Art contemporain

Urs Fischer Chez lui, à Grassi

Par Sophie Flouquet · L'ŒIL

Le 26 avril 2012 - 504 mots

Qui a vu l’Urs sait combien l’homme est généreux. Qui a suivi l’homme durant le montage d’une exposition sait combien l’artiste, envers son public, l’est davantage encore.

Pour le Palazzo Grassi, il s’est imposé comme une évidence de confier à Urs Fischer la première monographie d’un cycle qu’il entend consacrer aux artistes vivants. Un tournant dans la programmation de ce musée privé qui s’était jusqu’ici consacré à montrer la collection du maître des lieux, François Pinault, depuis son installation à Venise en 2006. « Une continuité », corrige son directeur, Martin Béthenod, qui insiste sur la cohérence de ce cycle au regard de la collection, tout en rappelant que pas une exposition collective ne s’est faite ici sans la présence d’Urs Fischer.

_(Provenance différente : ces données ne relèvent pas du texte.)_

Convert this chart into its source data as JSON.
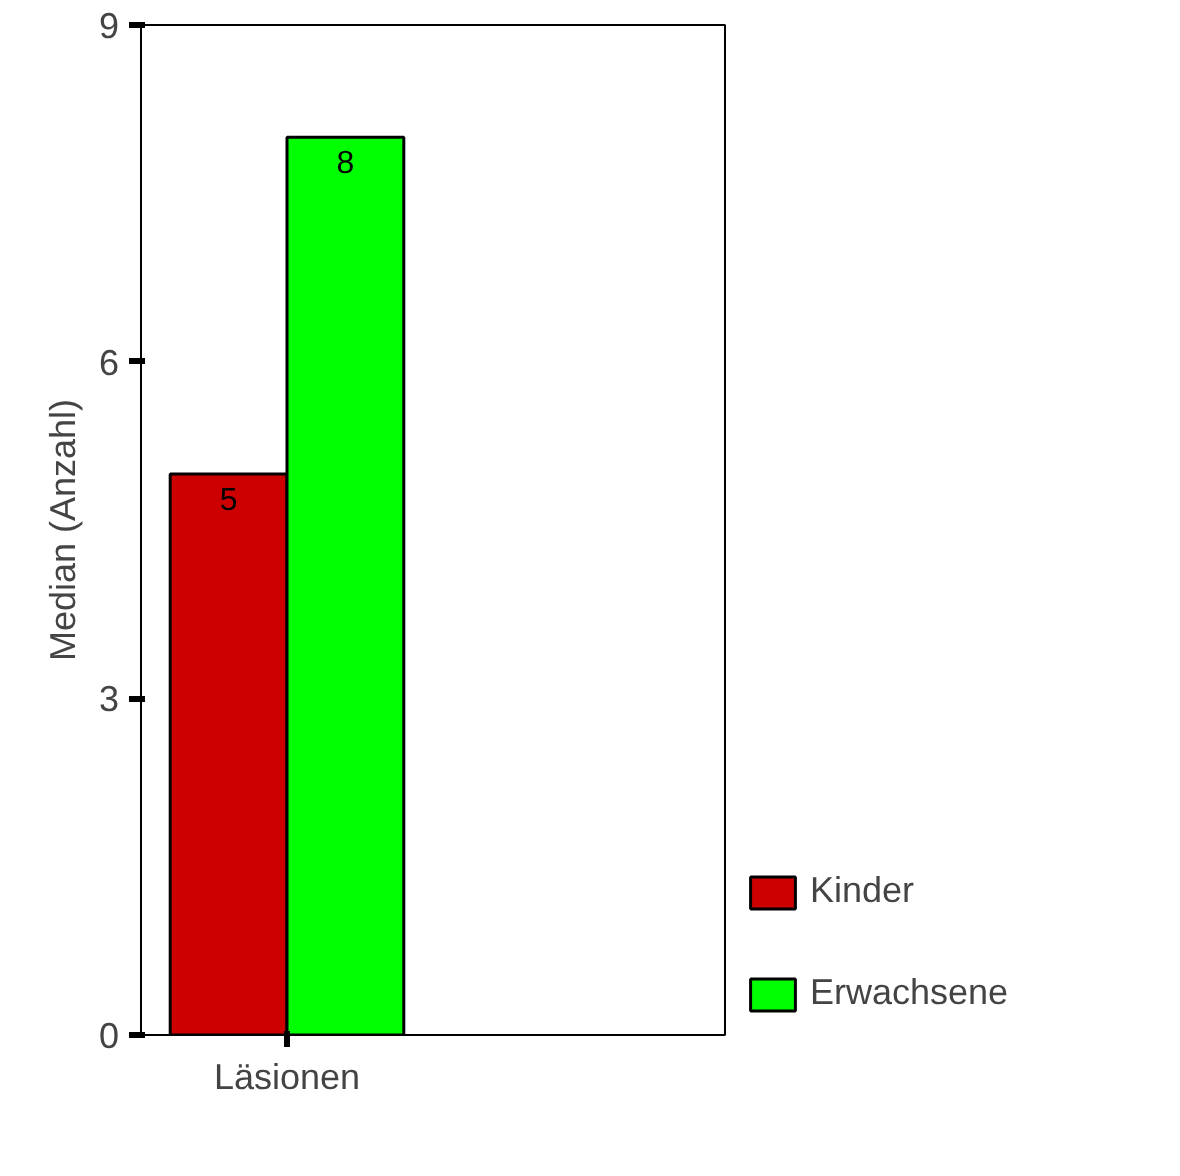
{
  "chart_data": {
    "type": "bar",
    "ylabel": "Median (Anzahl)",
    "categories": [
      "Läsionen"
    ],
    "series": [
      {
        "name": "Kinder",
        "color": "#cc0000",
        "values": [
          5
        ]
      },
      {
        "name": "Erwachsene",
        "color": "#00ff00",
        "values": [
          8
        ]
      }
    ],
    "ylim": [
      0,
      9
    ],
    "yticks": [
      0,
      3,
      6,
      9
    ],
    "grid": false,
    "legend": "bottom right",
    "data_labels": true
  }
}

À voir ce dernier déambuler dans ce splendide bâtiment du XVIIIe, on comprend donc qu’il s’y sente alors un peu comme chez lui. Qu’il s’agisse de l’atrium du palais, du grand escalier ou des salles voisines du Grand Canal, Fischer en connaît chaque espace pour l’avoir déjà « habité ». Ce qui lui fait dire que le Palazzo Grassi « ne [lui] fait pas peur »… C’est tant mieux, car le bâtiment et sa charge d’art et d’histoire
en auraient impressionné plus d’un. Pas lui. « It’s fast ! », « C’est facile ! », s’enflamme au contraire celui qui n’a cherché ni à évacuer le lieu ni à s’y mesurer, seulement à s’y déployer. En haut de la première volée de marches qui mène à l’étage, face au bas-relief sculpté du palais, Urs Fischer a suspendu son imposant mais discret Old Pain, morceau d’une figure rose inversée, comme retenue dans le vide par une main. Manière de dire au visiteur qu’il va devoir perdre ses repères, ce que lui confirment les deux petites poules en aluminium pendues par deux lourdes chaînes tout en haut des escaliers.
Fischer aime jouer avec le sens. Giratoire, des choses et de la vie. Haut-bas, drôle-grave, réel-fictionnel… Il s’en amuse lorsqu’il observe l’intérieur de ses fragments en mousse de corps humain : nez, bouche, pénis (Untitled, 2006)… comme à travers une longue-vue. Il en rit lorsqu’il regarde au plafond la carotte qu’il a mise à la place du tube fluorescent d’un néon (Neon, 2009). Il s’en émeut dès qu’il passe devant la bougie en cire le représentant, grandeur nature, se consumant le temps de l’exposition…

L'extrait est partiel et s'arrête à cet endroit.